We ended up shooting the shit, as we do, skiing together and trading job stories all day. Ski patrollers can’t not talk about the job. Because it’s our entire life. It’s who we are. You don’t ski patrol. You are a ski patroller. The attitude, lifestyle and inherent values are as much a part of the job as throwing bombs, smashing slow signs into the snow or running wrecks. Oh, and the skiing. That’s a thing too. Who wouldn’t want to talk about the skiing we do: in crud, trapdoor, chunk, boney-as-the-Crypt-Keeper, Sierra cement, hard pack, ice, Sastrugi, wind loaded, wind-f*cked, wind-scoured, powder, too-much-powder, crust, ice, sludge, slush, dirt, gravel, etc, ad nauseum. Civilians get weary of hearing us talk about our jobs because who wants to talk about work outside of work, really. Except that we do. We can’t help ourselves.

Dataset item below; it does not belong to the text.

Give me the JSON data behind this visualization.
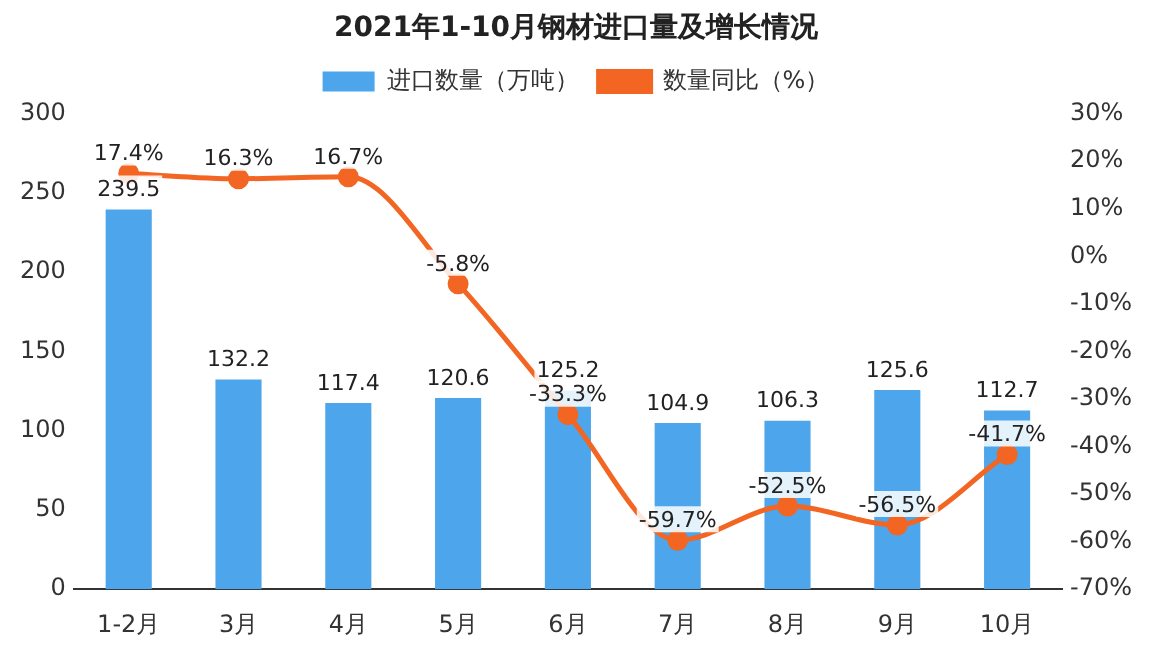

It’s a DIY job, it’s a DIY life and everything we do, to a certain extent, is DIY. DIY scarifice. Zonas on fingertips is simply a way of spotting those kindred spirits and, as I have, walking away with a random new buddy, lessons learned from a guy with years more experience, a few shortcuts, some wisdom and a giant, raging hangover.

On a more concrete level: Zonas is a tool we use, quite simply, to repair everything. If MacGyver had a bunch of Zonas there never would have been a show because we’d all have been bored to death after the third episode. “He built another house out of Zonas tape and cardboard in which to survive while staking out the bad guy, and then used the same roll to construct a lasso and a spear with which to catch said bad guy at which point he used an additional roll to repair his car so he could deliver them to the Sheriff? Honey, give me the remote.”

We use Zonas for everything. Every day. Period. Nothing sends me to First Aid faster than realizing I’m out of Zonas. And nothing comes with the “Oh my god it worked” exclamation of success as often as some jury-rigged Zonas contraption you intend to go fix for real later that day, only to return on tear-down day to find intact.

Ski patrol is a big job full of big tasks and bigger projects. But still, truly, it’s the little things that count the most and it is, quite literally, the tape that holds it all together.